With half an hour left to register, Iran’s two most controversial candidates pledged to run for president over the weekend. The country now has to wait to hear which of the handful of hopefuls will be allowed to contest the June poll. NBC News’ Ali Arouzi reports from Tehran.
By Ali Arouzi, Correspondent, NBC News
Iran June 14 elections will showcase the country political system, which, not well understood by many in the West, Air Jordan Women Size combines strong Islamic theocracy with elements of democracy. A network of unelected institutions controlled by the powerful supreme leader is countered by a president and parliament elected by the people.
Here’s a guide to Iran’s labyrinthine governmental operations Air Jordan Future and a glimpse at some of the men hoping to occupy the top elected office in the country.
According Iran’s constitution, the most powerful political office in the Islamic Republic is that of the supreme leader. Since its inception after the 1979 revolution that overthrew the monarchy, two men have occupied the role the Islamic Republic founder, Ayatollah Ruhollah Khomeini, and his successor, Jordan Retro 13 Ayatollah Ali Khamenei.
The supreme leader appoints the head of the judiciary, six out of 12 members of the powerful Guardian Council, the armed forces commanders, the head of the country radio and television and Friday prayer leaders, who instruct the faithful in the performance of the Friday prayer in Iran. He also confirms the president’s election.
Supreme leader’s website via EPA
Iranian Supreme leader Ayatollah Ali Khamenei. The president currently Mahmoud Ahmadinejad is elected Air Jordan 14s for a four year term by popular vote, and can serve no more than two consecutive terms. After a term away he can run for president again.
The president heads the executive branch of government, and is responsible for ensuring the constitution is implemented.
Powerful clerical councils ultimately answer to the supreme leader. The supreme leader controls the armed forces and makes most of the decisions regarding security, defense and major foreign policy.
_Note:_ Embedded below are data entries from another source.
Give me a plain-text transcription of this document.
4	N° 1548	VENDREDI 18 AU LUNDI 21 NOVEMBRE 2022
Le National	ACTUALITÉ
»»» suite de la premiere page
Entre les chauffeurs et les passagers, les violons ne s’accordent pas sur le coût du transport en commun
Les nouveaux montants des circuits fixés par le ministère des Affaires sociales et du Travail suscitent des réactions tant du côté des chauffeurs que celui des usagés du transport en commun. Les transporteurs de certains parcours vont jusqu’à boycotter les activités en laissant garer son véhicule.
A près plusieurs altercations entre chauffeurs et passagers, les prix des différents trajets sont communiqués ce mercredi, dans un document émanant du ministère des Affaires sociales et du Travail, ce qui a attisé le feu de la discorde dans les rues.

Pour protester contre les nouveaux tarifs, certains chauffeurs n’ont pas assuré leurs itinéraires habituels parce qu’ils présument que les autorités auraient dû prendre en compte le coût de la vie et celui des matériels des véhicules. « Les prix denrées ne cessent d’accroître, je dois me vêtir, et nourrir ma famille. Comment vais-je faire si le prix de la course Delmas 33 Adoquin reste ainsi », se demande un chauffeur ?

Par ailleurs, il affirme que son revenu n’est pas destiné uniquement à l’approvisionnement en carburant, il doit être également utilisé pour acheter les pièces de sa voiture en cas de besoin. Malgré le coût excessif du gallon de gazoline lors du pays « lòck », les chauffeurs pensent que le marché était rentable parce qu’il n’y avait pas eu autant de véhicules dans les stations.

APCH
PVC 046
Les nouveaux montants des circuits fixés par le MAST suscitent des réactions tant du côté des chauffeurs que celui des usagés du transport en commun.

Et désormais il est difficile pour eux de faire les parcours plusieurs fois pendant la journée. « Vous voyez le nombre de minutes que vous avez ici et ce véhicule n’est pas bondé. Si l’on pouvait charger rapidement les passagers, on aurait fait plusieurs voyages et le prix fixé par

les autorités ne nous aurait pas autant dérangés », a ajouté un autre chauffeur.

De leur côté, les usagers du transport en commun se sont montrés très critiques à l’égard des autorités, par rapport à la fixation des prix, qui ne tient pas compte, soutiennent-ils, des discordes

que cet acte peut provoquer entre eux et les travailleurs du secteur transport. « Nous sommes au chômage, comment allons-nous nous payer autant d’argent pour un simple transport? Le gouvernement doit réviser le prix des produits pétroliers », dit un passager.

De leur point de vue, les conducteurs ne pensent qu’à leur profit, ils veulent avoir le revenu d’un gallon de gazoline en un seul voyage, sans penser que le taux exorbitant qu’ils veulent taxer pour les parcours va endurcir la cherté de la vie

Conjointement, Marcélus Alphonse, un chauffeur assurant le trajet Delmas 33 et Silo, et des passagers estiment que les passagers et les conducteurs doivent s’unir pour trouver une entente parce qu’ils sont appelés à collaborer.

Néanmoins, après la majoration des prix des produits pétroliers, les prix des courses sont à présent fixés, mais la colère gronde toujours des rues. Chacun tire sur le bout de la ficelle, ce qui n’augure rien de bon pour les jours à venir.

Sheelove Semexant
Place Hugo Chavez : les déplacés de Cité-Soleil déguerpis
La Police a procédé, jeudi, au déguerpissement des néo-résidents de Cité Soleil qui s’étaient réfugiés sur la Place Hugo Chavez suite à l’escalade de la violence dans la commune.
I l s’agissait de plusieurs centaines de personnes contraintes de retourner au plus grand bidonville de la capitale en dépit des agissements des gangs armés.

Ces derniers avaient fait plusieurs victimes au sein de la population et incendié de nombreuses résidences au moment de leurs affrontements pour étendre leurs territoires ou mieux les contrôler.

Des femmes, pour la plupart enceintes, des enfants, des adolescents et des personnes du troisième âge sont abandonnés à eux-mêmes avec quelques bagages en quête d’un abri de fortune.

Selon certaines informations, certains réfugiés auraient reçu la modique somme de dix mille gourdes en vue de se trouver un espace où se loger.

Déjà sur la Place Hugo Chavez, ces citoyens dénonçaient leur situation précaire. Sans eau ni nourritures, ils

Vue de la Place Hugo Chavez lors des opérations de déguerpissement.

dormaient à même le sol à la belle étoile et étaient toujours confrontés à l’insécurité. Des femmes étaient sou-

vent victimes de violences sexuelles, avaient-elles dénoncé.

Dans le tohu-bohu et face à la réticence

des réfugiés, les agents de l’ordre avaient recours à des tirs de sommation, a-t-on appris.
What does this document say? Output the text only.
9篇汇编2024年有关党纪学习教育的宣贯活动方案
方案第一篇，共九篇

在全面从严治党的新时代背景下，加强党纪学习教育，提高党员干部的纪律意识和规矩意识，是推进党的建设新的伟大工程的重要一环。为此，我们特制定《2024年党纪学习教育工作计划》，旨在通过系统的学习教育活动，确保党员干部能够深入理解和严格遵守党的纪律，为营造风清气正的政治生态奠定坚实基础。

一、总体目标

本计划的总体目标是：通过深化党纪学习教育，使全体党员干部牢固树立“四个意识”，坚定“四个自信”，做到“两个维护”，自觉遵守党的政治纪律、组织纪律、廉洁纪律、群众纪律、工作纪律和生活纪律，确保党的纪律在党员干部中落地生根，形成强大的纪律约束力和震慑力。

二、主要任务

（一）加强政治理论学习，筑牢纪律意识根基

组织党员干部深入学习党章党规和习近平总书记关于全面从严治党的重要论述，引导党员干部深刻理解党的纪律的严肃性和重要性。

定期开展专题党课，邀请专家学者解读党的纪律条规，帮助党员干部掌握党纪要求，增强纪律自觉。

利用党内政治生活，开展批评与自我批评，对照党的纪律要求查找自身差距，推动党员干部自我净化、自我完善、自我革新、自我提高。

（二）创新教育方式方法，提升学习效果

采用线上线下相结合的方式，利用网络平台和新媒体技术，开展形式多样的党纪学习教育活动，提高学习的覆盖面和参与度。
The president appoints and supervises ministers, coordinates government decisions, and selects government policies to be placed before the legislature, but ultimately his power is curtailed by the clerical bodies.
All presidential hopefuls have to be vetted by the Guardian Council, the most influential body in Iran. The Guardian Council will release a list of approved candidates culled from almost 700 who registered to the Ministry of Interior by May 21. The following list includes those thought to be most likely to make it onto the shortlist.
EPA, AP fileSupreme leader favorites
The first camp of contenders consists of the supreme leader inner circle and others perceived to be loyal to him.
Ali Akbar Velayati, currently the supreme leader adviser on international affairs, served as foreign minister under several presidents. He received a pediatrics degree from Johns Hopkins in 1974. Some observers believe that he lacks charisma when compared with others who are running.
Mohammad Baqer Qalibaf, Tehran mayor, is a veteran of the Iran Iraq War. Since he became mayor in 2005, he has embarked on a series of ambitious civic projects that added to his popularity. He may be seen as too independent by conservative clerics.
Gholam Ali Haddad Adel, the speaker of parliament, is very much part of the supreme leader inner circle his daughter is married to the supreme leader son. But its not clear how much popular support he has.
Saeed Jalili is Iran chief nuclear negotiator. His loyalty to the supreme leader appears unwavering. The two men have been very close for the last 30 years, and Mashaei’s daughter married Ahmadinejad’s oldest son in 2008.
Conservative leaders in Iran have Nike LeBron 12 gone so far as branding Mashaei the head of deviant current within the government, a heretic and a foreign spy. Despite a chorus of disapproval for powerful members of the establishment Ahmadinejad has stayed loyal to him.
Ebrahim Noroozi / AP
Former Iranian President Akbar Hashemi Rafsanjani waves to media as he registers his candidacy for the upcoming presidential election in Tehran, Iran, on Saturday, May 11.